# Admiral Pocket Watch



## Shangas (Jan 27, 2008)

Bought this at the flea-market today. I suspect it has a broken mainspring which the watchmaker should be able to replace.


----------



## harryblakes7 (Oct 1, 2010)

That's very nice...... the Tacy watch co do some very good quality movements, you've got yourself a good find


----------



## Shangas (Jan 27, 2008)

I love it. I just need to have it serviced. But I'm so busy right now that the servicing will probably have to wait a long time.


----------



## Mikrolisk (Jan 23, 2008)

The watch should be probably from Henry Sandoz & Fils from La Chaux-de-Fonds.


----------



## Shangas (Jan 27, 2008)

I've found out quite a lot about the watch and I'm so glad I bought it. From what I understand, it's from the 1920s. So this is now my Roaring Twenties jazz watch.


----------



## Shangas (Jan 27, 2008)

I decided that previous photographs of this watch were just fugly.

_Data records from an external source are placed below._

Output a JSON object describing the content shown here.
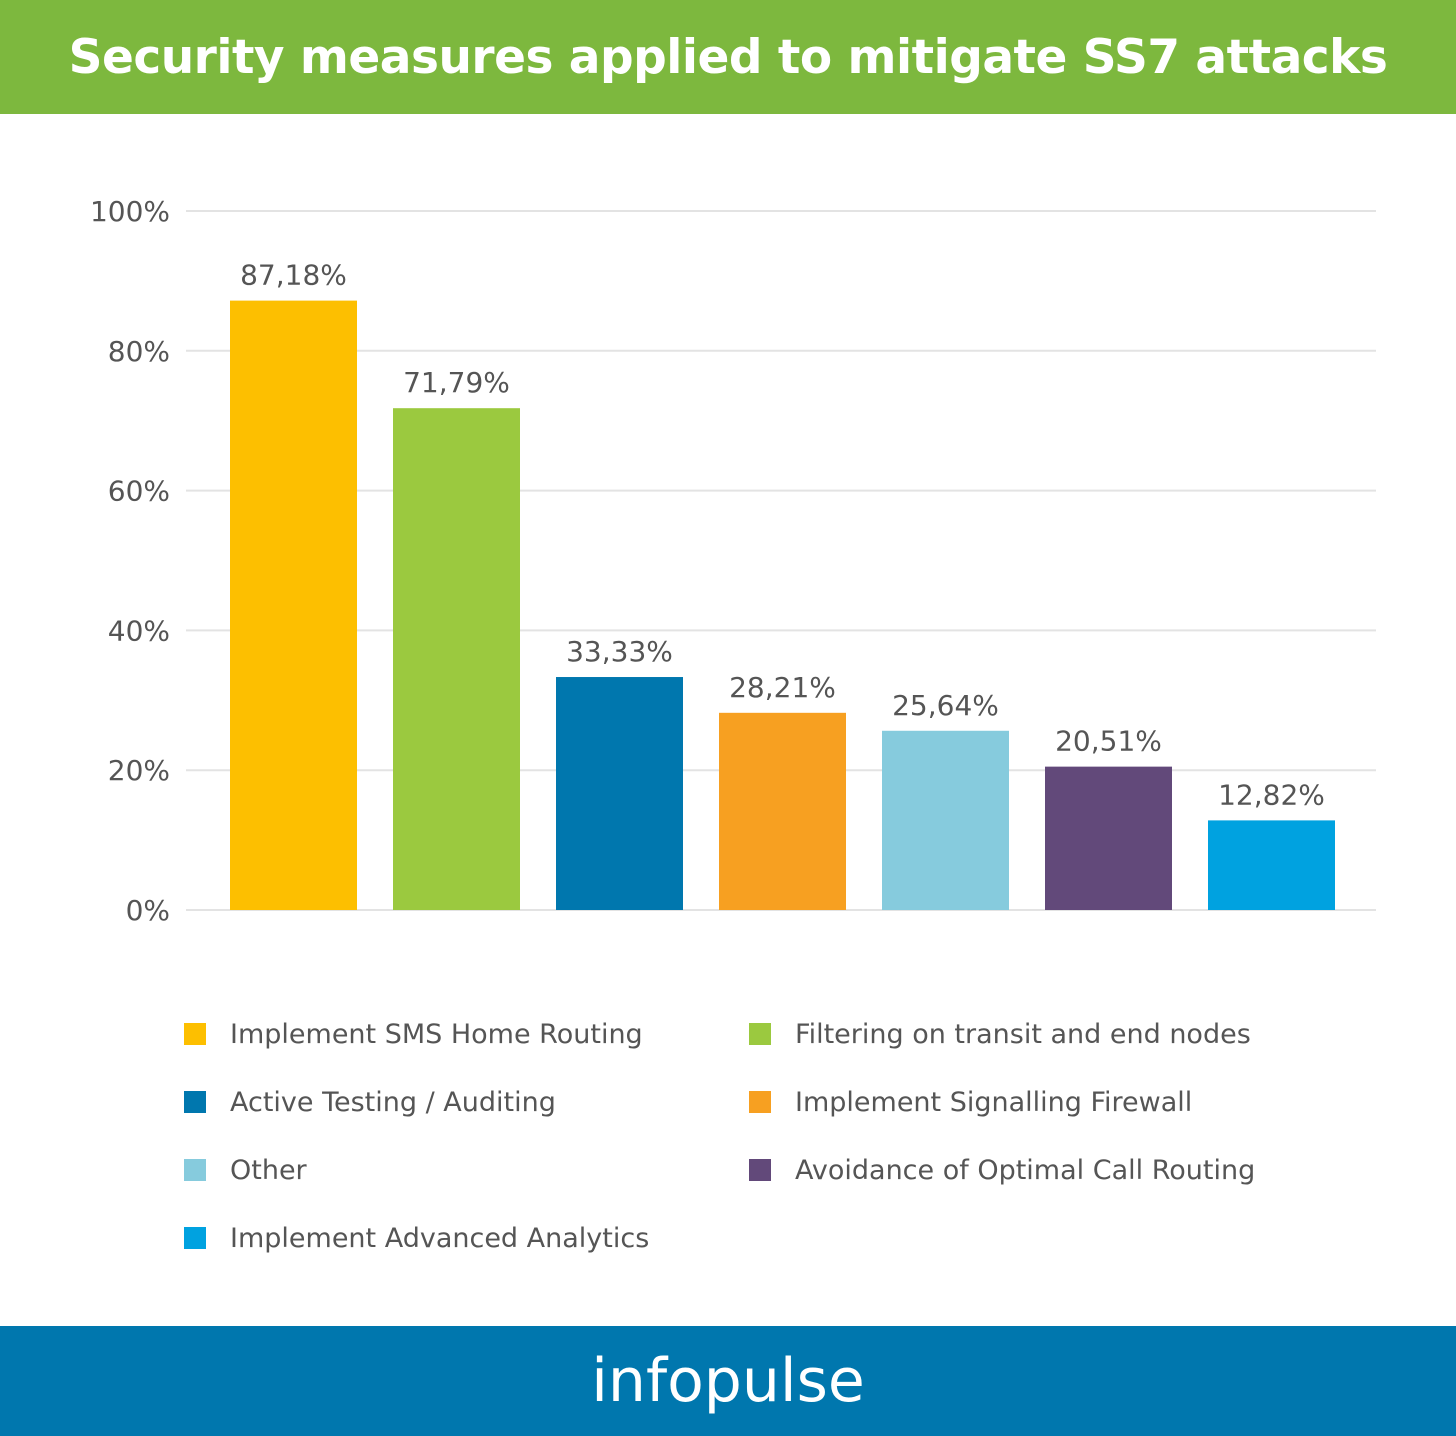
{
  "header": {
    "title": "Security measures applied to mitigate SS7 attacks"
  },
  "footer": {
    "logo_text": "infopulse"
  },
  "colors": {
    "header_bg": "#7db83e",
    "footer_bg": "#0077ae",
    "grid": "#e3e3e3",
    "tick_text": "#555555"
  },
  "chart_data": {
    "type": "bar",
    "title": "Security measures applied to mitigate SS7 attacks",
    "xlabel": "",
    "ylabel": "",
    "ylim": [
      0,
      100
    ],
    "yticks": [
      0,
      20,
      40,
      60,
      80,
      100
    ],
    "ytick_labels": [
      "0%",
      "20%",
      "40%",
      "60%",
      "80%",
      "100%"
    ],
    "grid": true,
    "legend_position": "bottom",
    "categories": [
      "Implement SMS Home Routing",
      "Filtering on transit and end nodes",
      "Active Testing / Auditing",
      "Implement Signalling Firewall",
      "Other",
      "Avoidance of Optimal Call Routing",
      "Implement Advanced Analytics"
    ],
    "values": [
      87.18,
      71.79,
      33.33,
      28.21,
      25.64,
      20.51,
      12.82
    ],
    "value_labels": [
      "87,18%",
      "71,79%",
      "33,33%",
      "28,21%",
      "25,64%",
      "20,51%",
      "12,82%"
    ],
    "colors": [
      "#fdbf00",
      "#9bc93f",
      "#0077ae",
      "#f7a021",
      "#86cbdd",
      "#62497a",
      "#00a2e0"
    ]
  }
}
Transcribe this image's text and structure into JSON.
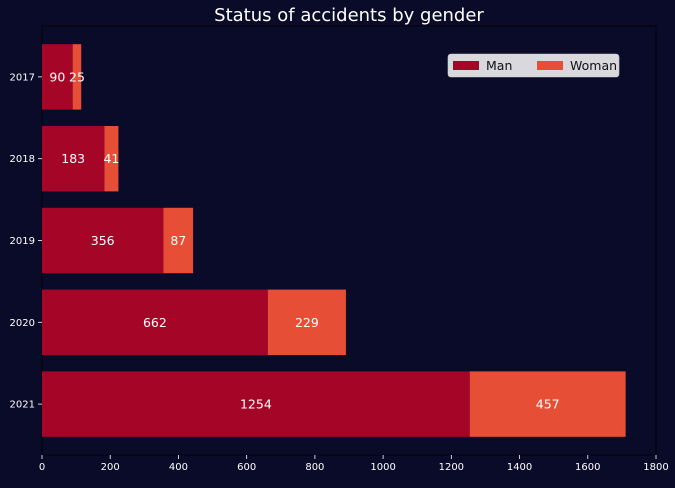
{
  "chart_data": {
    "type": "bar",
    "orientation": "horizontal",
    "stacked": true,
    "title": "Status of accidents by gender",
    "xlabel": "",
    "ylabel": "",
    "categories": [
      "2017",
      "2018",
      "2019",
      "2020",
      "2021"
    ],
    "series": [
      {
        "name": "Man",
        "color": "#a50526",
        "values": [
          90,
          183,
          356,
          662,
          1254
        ]
      },
      {
        "name": "Woman",
        "color": "#e64e36",
        "values": [
          25,
          41,
          87,
          229,
          457
        ]
      }
    ],
    "xlim": [
      0,
      1800
    ],
    "xticks": [
      0,
      200,
      400,
      600,
      800,
      1000,
      1200,
      1400,
      1600,
      1800
    ],
    "grid": false,
    "legend": {
      "placement": "top-right",
      "columns": 2
    },
    "colors": {
      "background": "#0a0a29",
      "text": "#ffffff",
      "legend_bg": "#d9d9dd"
    }
  }
}
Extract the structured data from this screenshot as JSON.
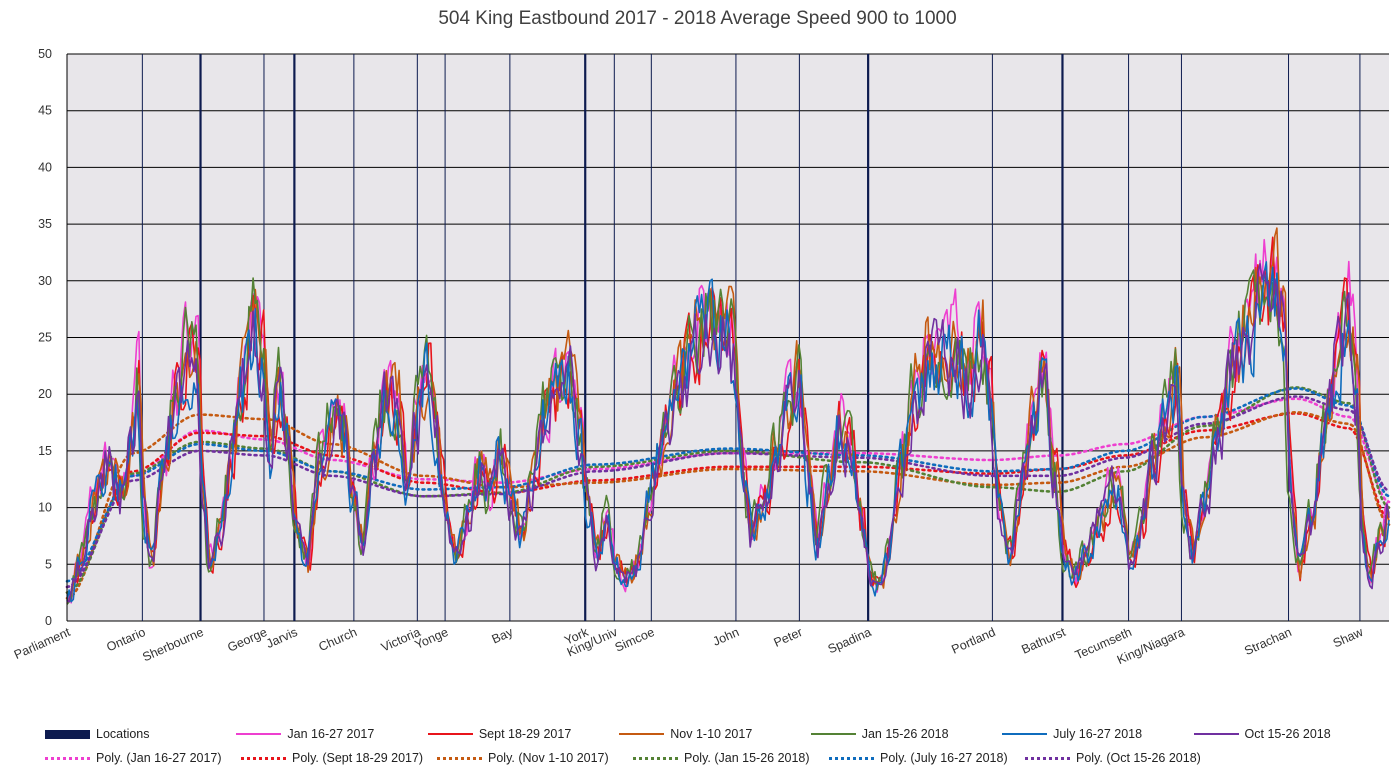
{
  "chart_data": {
    "type": "line",
    "title": "504 King Eastbound 2017 - 2018 Average Speed 900 to 1000",
    "xlabel": "",
    "ylabel": "",
    "ylim": [
      0,
      50
    ],
    "yticks": [
      0,
      5,
      10,
      15,
      20,
      25,
      30,
      35,
      40,
      45,
      50
    ],
    "x_range": [
      0,
      100
    ],
    "grid": true,
    "legend_position": "bottom",
    "plot_background": "#e8e6ea",
    "location_ticks": [
      {
        "label": "Parliament",
        "x": 0
      },
      {
        "label": "Ontario",
        "x": 5.7
      },
      {
        "label": "Sherbourne",
        "x": 10.1
      },
      {
        "label": "George",
        "x": 14.9
      },
      {
        "label": "Jarvis",
        "x": 17.2
      },
      {
        "label": "Church",
        "x": 21.7
      },
      {
        "label": "Victoria",
        "x": 26.5
      },
      {
        "label": "Yonge",
        "x": 28.6
      },
      {
        "label": "Bay",
        "x": 33.5
      },
      {
        "label": "York",
        "x": 39.2
      },
      {
        "label": "King/Univ",
        "x": 41.4
      },
      {
        "label": "Simcoe",
        "x": 44.2
      },
      {
        "label": "John",
        "x": 50.6
      },
      {
        "label": "Peter",
        "x": 55.4
      },
      {
        "label": "Spadina",
        "x": 60.6
      },
      {
        "label": "Portland",
        "x": 70.0
      },
      {
        "label": "Bathurst",
        "x": 75.3
      },
      {
        "label": "Tecumseth",
        "x": 80.3
      },
      {
        "label": "King/Niagara",
        "x": 84.3
      },
      {
        "label": "Strachan",
        "x": 92.4
      },
      {
        "label": "Shaw",
        "x": 97.8
      }
    ],
    "major_location_x": [
      10.1,
      17.2,
      39.2,
      60.6,
      75.3
    ],
    "series": [
      {
        "name": "Jan 16-27 2017",
        "color": "#ee3fd0",
        "style": "solid",
        "seed": 11,
        "amp": 1.05
      },
      {
        "name": "Sept 18-29 2017",
        "color": "#e8141b",
        "style": "solid",
        "seed": 23,
        "amp": 1.0
      },
      {
        "name": "Nov 1-10 2017",
        "color": "#c55a11",
        "style": "solid",
        "seed": 37,
        "amp": 1.03
      },
      {
        "name": "Jan 15-26 2018",
        "color": "#548235",
        "style": "solid",
        "seed": 41,
        "amp": 1.02
      },
      {
        "name": "July 16-27 2018",
        "color": "#0f6cbd",
        "style": "solid",
        "seed": 53,
        "amp": 0.98
      },
      {
        "name": "Oct 15-26 2018",
        "color": "#7030a0",
        "style": "solid",
        "seed": 67,
        "amp": 0.97
      }
    ],
    "trend_lines": [
      {
        "name": "Poly. (Jan 16-27 2017)",
        "color": "#ee3fd0",
        "points": [
          [
            0,
            3
          ],
          [
            5,
            12.8
          ],
          [
            10,
            16.8
          ],
          [
            15,
            16.0
          ],
          [
            20,
            14.2
          ],
          [
            27,
            12.5
          ],
          [
            33,
            12.2
          ],
          [
            40,
            13.4
          ],
          [
            50,
            14.8
          ],
          [
            60,
            14.8
          ],
          [
            70,
            14.2
          ],
          [
            75,
            14.6
          ],
          [
            80,
            15.6
          ],
          [
            86,
            18.0
          ],
          [
            93,
            19.6
          ],
          [
            97,
            18.0
          ],
          [
            100,
            10.5
          ]
        ]
      },
      {
        "name": "Poly. (Sept 18-29 2017)",
        "color": "#e8141b",
        "points": [
          [
            0,
            2.5
          ],
          [
            5,
            13.2
          ],
          [
            10,
            16.6
          ],
          [
            15,
            16.3
          ],
          [
            20,
            14.6
          ],
          [
            27,
            12.2
          ],
          [
            33,
            11.3
          ],
          [
            40,
            12.4
          ],
          [
            50,
            13.6
          ],
          [
            60,
            13.6
          ],
          [
            70,
            13.0
          ],
          [
            75,
            13.4
          ],
          [
            80,
            14.6
          ],
          [
            86,
            16.8
          ],
          [
            93,
            18.3
          ],
          [
            97,
            17.0
          ],
          [
            100,
            9.0
          ]
        ]
      },
      {
        "name": "Poly. (Nov 1-10 2017)",
        "color": "#c55a11",
        "points": [
          [
            0,
            2.0
          ],
          [
            5,
            14.8
          ],
          [
            10,
            18.2
          ],
          [
            15,
            17.8
          ],
          [
            20,
            15.6
          ],
          [
            27,
            12.8
          ],
          [
            33,
            11.8
          ],
          [
            40,
            12.2
          ],
          [
            50,
            13.4
          ],
          [
            60,
            13.2
          ],
          [
            70,
            12.0
          ],
          [
            75,
            12.2
          ],
          [
            80,
            13.6
          ],
          [
            86,
            16.2
          ],
          [
            93,
            18.4
          ],
          [
            97,
            17.4
          ],
          [
            100,
            8.5
          ]
        ]
      },
      {
        "name": "Poly. (Jan 15-26 2018)",
        "color": "#548235",
        "points": [
          [
            0,
            2.5
          ],
          [
            5,
            13.0
          ],
          [
            10,
            15.8
          ],
          [
            15,
            15.2
          ],
          [
            20,
            13.2
          ],
          [
            27,
            11.0
          ],
          [
            33,
            11.3
          ],
          [
            40,
            13.6
          ],
          [
            50,
            15.0
          ],
          [
            60,
            14.0
          ],
          [
            70,
            11.8
          ],
          [
            75,
            11.4
          ],
          [
            80,
            13.2
          ],
          [
            86,
            17.2
          ],
          [
            93,
            20.6
          ],
          [
            97,
            19.2
          ],
          [
            100,
            10.0
          ]
        ]
      },
      {
        "name": "Poly. (July 16-27 2018)",
        "color": "#0f6cbd",
        "points": [
          [
            0,
            3.5
          ],
          [
            5,
            12.8
          ],
          [
            10,
            15.6
          ],
          [
            15,
            15.0
          ],
          [
            20,
            13.2
          ],
          [
            27,
            11.6
          ],
          [
            33,
            11.8
          ],
          [
            40,
            13.8
          ],
          [
            50,
            15.2
          ],
          [
            60,
            14.6
          ],
          [
            70,
            13.2
          ],
          [
            75,
            13.4
          ],
          [
            80,
            15.0
          ],
          [
            86,
            18.0
          ],
          [
            93,
            20.5
          ],
          [
            97,
            19.0
          ],
          [
            100,
            11.0
          ]
        ]
      },
      {
        "name": "Poly. (Oct 15-26 2018)",
        "color": "#7030a0",
        "points": [
          [
            0,
            3.0
          ],
          [
            5,
            12.4
          ],
          [
            10,
            15.0
          ],
          [
            15,
            14.6
          ],
          [
            20,
            12.8
          ],
          [
            27,
            11.0
          ],
          [
            33,
            11.2
          ],
          [
            40,
            13.2
          ],
          [
            50,
            14.8
          ],
          [
            60,
            14.4
          ],
          [
            70,
            12.8
          ],
          [
            75,
            12.8
          ],
          [
            80,
            14.4
          ],
          [
            86,
            17.4
          ],
          [
            93,
            19.8
          ],
          [
            97,
            18.6
          ],
          [
            100,
            11.5
          ]
        ]
      }
    ],
    "speed_profile": [
      [
        0,
        2
      ],
      [
        0.8,
        5
      ],
      [
        2,
        11
      ],
      [
        3,
        14
      ],
      [
        4,
        11
      ],
      [
        4.8,
        16
      ],
      [
        5.2,
        21
      ],
      [
        5.7,
        9
      ],
      [
        6.2,
        5
      ],
      [
        7,
        12
      ],
      [
        8,
        19
      ],
      [
        9,
        24
      ],
      [
        9.7,
        22
      ],
      [
        10.1,
        11
      ],
      [
        10.6,
        5
      ],
      [
        11.4,
        8
      ],
      [
        12.2,
        14
      ],
      [
        13,
        21
      ],
      [
        14,
        26
      ],
      [
        14.6,
        24
      ],
      [
        15.2,
        14
      ],
      [
        15.8,
        21
      ],
      [
        16.5,
        16
      ],
      [
        17.2,
        8
      ],
      [
        18,
        5
      ],
      [
        19,
        14
      ],
      [
        20,
        18
      ],
      [
        20.8,
        16
      ],
      [
        21.5,
        11
      ],
      [
        22.2,
        7
      ],
      [
        23,
        14
      ],
      [
        24,
        20
      ],
      [
        24.8,
        19
      ],
      [
        25.6,
        12
      ],
      [
        26.3,
        18
      ],
      [
        27.1,
        22
      ],
      [
        27.7,
        17
      ],
      [
        28.6,
        9
      ],
      [
        29.3,
        6
      ],
      [
        30.2,
        9
      ],
      [
        31,
        13
      ],
      [
        31.8,
        11
      ],
      [
        32.6,
        15
      ],
      [
        33.5,
        10
      ],
      [
        34.2,
        8
      ],
      [
        35,
        12
      ],
      [
        36,
        18
      ],
      [
        37,
        20
      ],
      [
        37.8,
        22
      ],
      [
        38.5,
        17
      ],
      [
        39.2,
        11
      ],
      [
        39.9,
        6
      ],
      [
        40.7,
        9
      ],
      [
        41.4,
        5
      ],
      [
        42.1,
        3.5
      ],
      [
        43,
        5
      ],
      [
        43.8,
        10
      ],
      [
        44.6,
        15
      ],
      [
        45.5,
        19
      ],
      [
        46.5,
        22
      ],
      [
        47.5,
        25
      ],
      [
        48.5,
        26
      ],
      [
        49.5,
        25
      ],
      [
        50.3,
        24
      ],
      [
        50.9,
        14
      ],
      [
        51.6,
        8
      ],
      [
        52.5,
        10
      ],
      [
        53.5,
        15
      ],
      [
        54.5,
        19
      ],
      [
        55.2,
        21
      ],
      [
        55.9,
        13
      ],
      [
        56.6,
        7
      ],
      [
        57.4,
        12
      ],
      [
        58.3,
        17
      ],
      [
        59.2,
        15
      ],
      [
        59.9,
        9
      ],
      [
        60.6,
        4
      ],
      [
        61.3,
        3
      ],
      [
        62,
        6
      ],
      [
        63,
        14
      ],
      [
        64,
        20
      ],
      [
        65,
        24
      ],
      [
        66,
        23
      ],
      [
        67,
        24
      ],
      [
        68,
        21
      ],
      [
        69,
        25
      ],
      [
        69.6,
        21
      ],
      [
        70.4,
        10
      ],
      [
        71.2,
        6
      ],
      [
        72,
        12
      ],
      [
        73,
        18
      ],
      [
        73.8,
        21
      ],
      [
        74.5,
        13
      ],
      [
        75.3,
        6
      ],
      [
        76,
        4
      ],
      [
        77,
        6
      ],
      [
        78,
        9
      ],
      [
        79,
        12
      ],
      [
        79.7,
        10
      ],
      [
        80.3,
        5
      ],
      [
        81,
        8
      ],
      [
        82,
        14
      ],
      [
        83,
        19
      ],
      [
        83.8,
        21
      ],
      [
        84.3,
        10
      ],
      [
        85,
        6
      ],
      [
        86,
        11
      ],
      [
        87,
        17
      ],
      [
        88,
        22
      ],
      [
        89,
        25
      ],
      [
        90,
        28
      ],
      [
        91,
        29
      ],
      [
        91.8,
        27
      ],
      [
        92.4,
        12
      ],
      [
        93,
        5
      ],
      [
        94,
        9
      ],
      [
        95,
        17
      ],
      [
        96,
        24
      ],
      [
        96.8,
        27
      ],
      [
        97.4,
        21
      ],
      [
        97.8,
        8
      ],
      [
        98.4,
        4
      ],
      [
        99.2,
        7
      ],
      [
        100,
        10
      ]
    ]
  },
  "legend": {
    "locations_label": "Locations",
    "locations_color": "#0d1b4f"
  }
}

So I have rectified that with what I believe to be the best photographs that I have taken of this seriously beautiful 1920s pocketwatch:



















One day, I'll get this darling beautiful thing serviced.


----------



## Roger the Dodger (Oct 5, 2009)

That's beautiful, Shangas....well done! Is that a basket that the leaves are coming out of just above the centre?....I blew the pic up to 300% but still couldn't make it out. Very nice decoration, whatever it is!


----------



## Shangas (Jan 27, 2008)

I'm still experimenting with the macro function on my camera. I'll try and get a nice, sharp closeup as soon as I can.


----------